Howie Schumm

Profile
- Positions: Linebacker, Fullback

Personal information
- Born: March 11, 1940 Spruce Grove, Alberta
- Died: April 4, 2015 (aged 75) Stony Plain, Alberta
- Listed height: 6 ft 2 in (1.88 m)
- Listed weight: 220 lb (100 kg)

Career information
- CJFL: Edmonton Wildcats

Career history
- 1959–1969: Edmonton Eskimos
- 1969: Calgary Stampeders
- 1970–1972: Edmonton Eskimos

= Howie Schumm =

Canadian football player (1940–2015)

John "Howie" Schumm (March 11, 1940 – April 4, 2015) was a Canadian professional football player who played in the Canadian Football League for the Edmonton Eskimos and the Calgary Stampeders. Schumm spent his 14-year CFL career as a linebacker and fullback for the Eskimos and Stampeders. On defense, he intercepted 12 passes, including 2 for touchdowns, and recovered 5 fumbles.

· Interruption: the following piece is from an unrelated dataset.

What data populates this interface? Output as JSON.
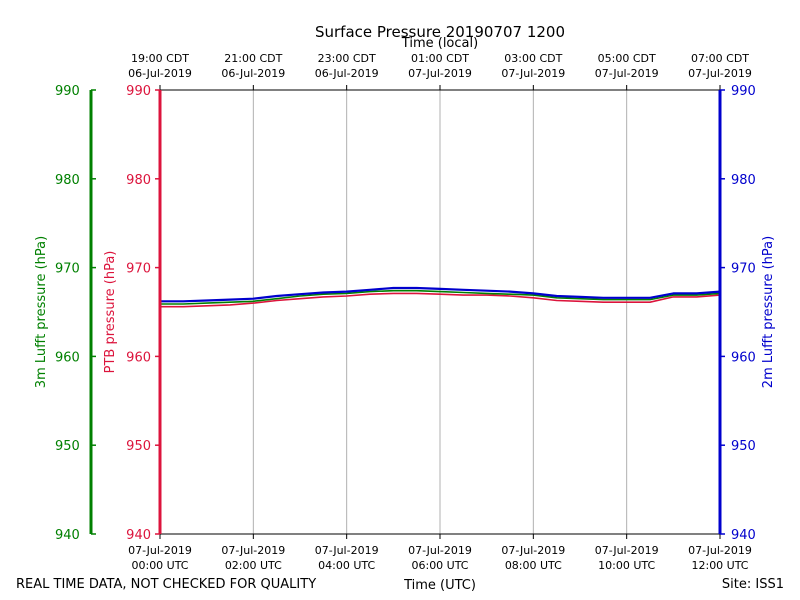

On offense, he was mostly a blocker, with his best rushing season occurring in 1961, during which he gained only 86 yards. He was also a punt and kick returner, notably returning 47 punts for 250 yards (5.3 average) in 1964 and 50 punts for 199 yards (4.0 average) in 1965.

Schumm was remarkably durable, not missing a single game during the first 8 years of his career, from 1959 to 1966. His brother, Herb Schumm, also played in the CFL. He died of cancer in 2015.